Anyway, back to the sea. We returned to Old Harry via the shorter route inside the pinnacles rather than outside them. My legs were numb and despite the Gaviscon I took before setting off, I was feeling an unpleasantly acidic sensation in my sternum. I often get it when paddling – not at the boathouse, which is pretty gentle because we’re taking beginners out nice and slowly on flat water but when I’m putting in effort and tensing my core, it comes right up. Other than that, I got on nicely. No towing required today.

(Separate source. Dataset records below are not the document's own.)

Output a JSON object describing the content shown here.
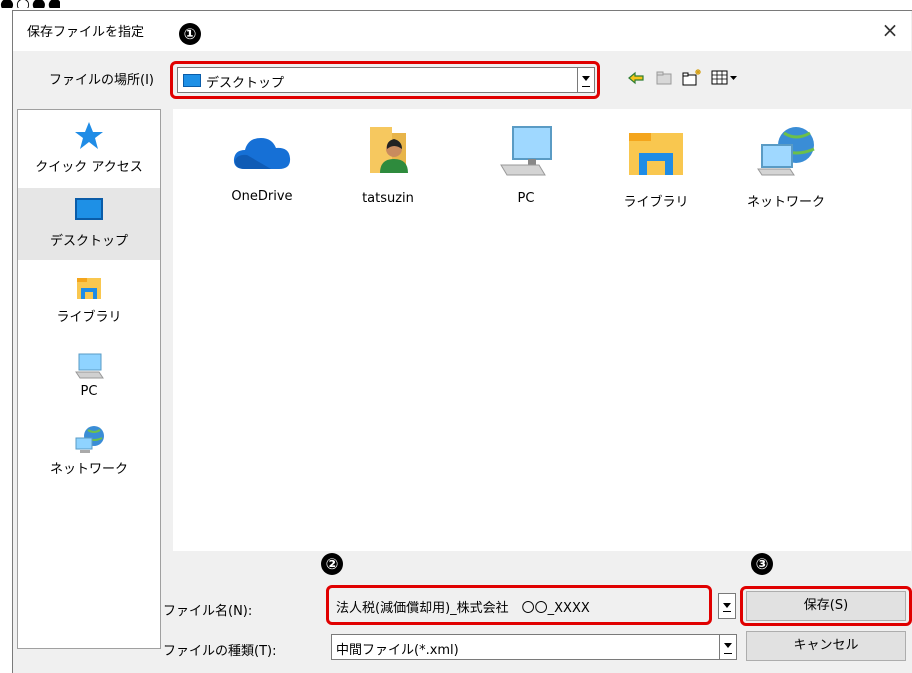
{
  "dialog": {
    "title": "保存ファイルを指定",
    "close_glyph": "×"
  },
  "toolbar": {
    "location_label": "ファイルの場所(I)",
    "location_value": "デスクトップ",
    "icons": [
      "back-icon",
      "up-folder-icon",
      "new-folder-icon",
      "view-menu-icon"
    ]
  },
  "sidebar": {
    "items": [
      {
        "label": "クイック アクセス",
        "icon": "star-icon"
      },
      {
        "label": "デスクトップ",
        "icon": "desktop-icon",
        "selected": true
      },
      {
        "label": "ライブラリ",
        "icon": "library-icon"
      },
      {
        "label": "PC",
        "icon": "pc-icon"
      },
      {
        "label": "ネットワーク",
        "icon": "network-icon"
      }
    ]
  },
  "files": [
    {
      "label": "OneDrive",
      "icon": "onedrive-icon"
    },
    {
      "label": "tatsuzin",
      "icon": "user-folder-icon"
    },
    {
      "label": "PC",
      "icon": "pc-icon"
    },
    {
      "label": "ライブラリ",
      "icon": "library-icon"
    },
    {
      "label": "ネットワーク",
      "icon": "network-icon"
    }
  ],
  "form": {
    "filename_label": "ファイル名(N):",
    "filename_value": "法人税(減価償却用)_株式会社　〇〇_XXXX",
    "filetype_label": "ファイルの種類(T):",
    "filetype_value": "中間ファイル(*.xml)"
  },
  "buttons": {
    "save": "保存(S)",
    "cancel": "キャンセル"
  },
  "annotations": {
    "one": "①",
    "two": "②",
    "three": "③",
    "highlight_color": "#e00000"
  }
}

We stopped on Old Harry for quite a while. I had questions about training and assessments and how to get any of these, especially when I don’t own a kayak. I began to realise that after the breeze and the hard work out on the open sea, I was far too hot in my waterproof so I took the opportunity to take that off and shove it lazily under my decklines rather than stow it in the hatch. Then we came home! Paddling back from Old Harry is always harder than paddling out there – something seems to push me and I mostly end up paddling on the one side, which is both exhausting and deeply frustrating, especially when I glanced sideways at Dani and discovered she was paddling as serenely and evenly as first thing this morning. Eventually I had to ask. What am I doing wrong? Well, for one, I’m not looking when she puts in an occasional extra stroke on the same side. Ok, fine, but I’m doing that on every stroke. The trick is mostly in edging. I am familiar with this but I don’t do it much so I’m not very good at it. It takes too much thinking – it’s like the paddling equivalent of patting my head while rubbing my stomach. Something to practice next year.

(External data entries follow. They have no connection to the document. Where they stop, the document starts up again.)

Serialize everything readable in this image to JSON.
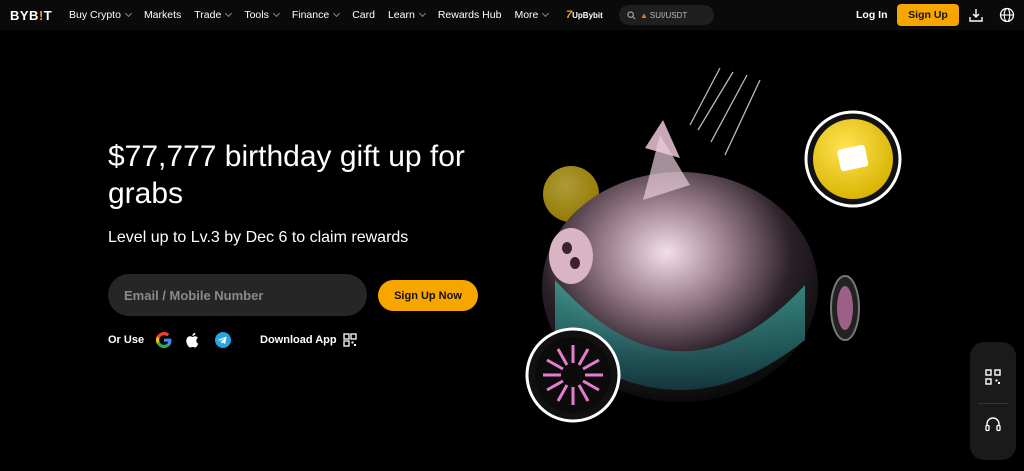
{
  "nav": {
    "logo": {
      "text_start": "BYB",
      "text_accent": "!",
      "text_end": "T"
    },
    "items": [
      {
        "label": "Buy Crypto",
        "dropdown": true
      },
      {
        "label": "Markets",
        "dropdown": false
      },
      {
        "label": "Trade",
        "dropdown": true
      },
      {
        "label": "Tools",
        "dropdown": true
      },
      {
        "label": "Finance",
        "dropdown": true
      },
      {
        "label": "Card",
        "dropdown": false
      },
      {
        "label": "Learn",
        "dropdown": true
      },
      {
        "label": "Rewards Hub",
        "dropdown": false
      },
      {
        "label": "More",
        "dropdown": true
      }
    ],
    "promo": {
      "seven": "7",
      "label": "UpBybit"
    },
    "search": {
      "placeholder": "SUI/USDT"
    },
    "login_label": "Log In",
    "signup_label": "Sign Up"
  },
  "hero": {
    "title": "$77,777 birthday gift up for grabs",
    "subtitle": "Level up to Lv.3 by Dec 6 to claim rewards",
    "email_placeholder": "Email / Mobile Number",
    "cta_label": "Sign Up Now",
    "or_use_label": "Or Use",
    "download_label": "Download App"
  },
  "colors": {
    "accent": "#f7a600",
    "background": "#000000",
    "input_bg": "#262626"
  }
}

We came gliding in on small breakers. I sometimes think maybe I’d like to try kayak surfing and then I see some of the waves and I realise Studland and the boathouse are perfectly satisfying. My only goal is to get the personal skills to pass this adventure to the next generation while enjoying my local coastline on nice summer days. We don’t all have to be surfers or whitewater daredevils. And so I was back, having ceased at some point to feel overly alarmed in the bouncy waters, having got comfortable on the sea, having gone for an unexpected expedition under the eye of an expert and found competent. A good day and thank you Dani.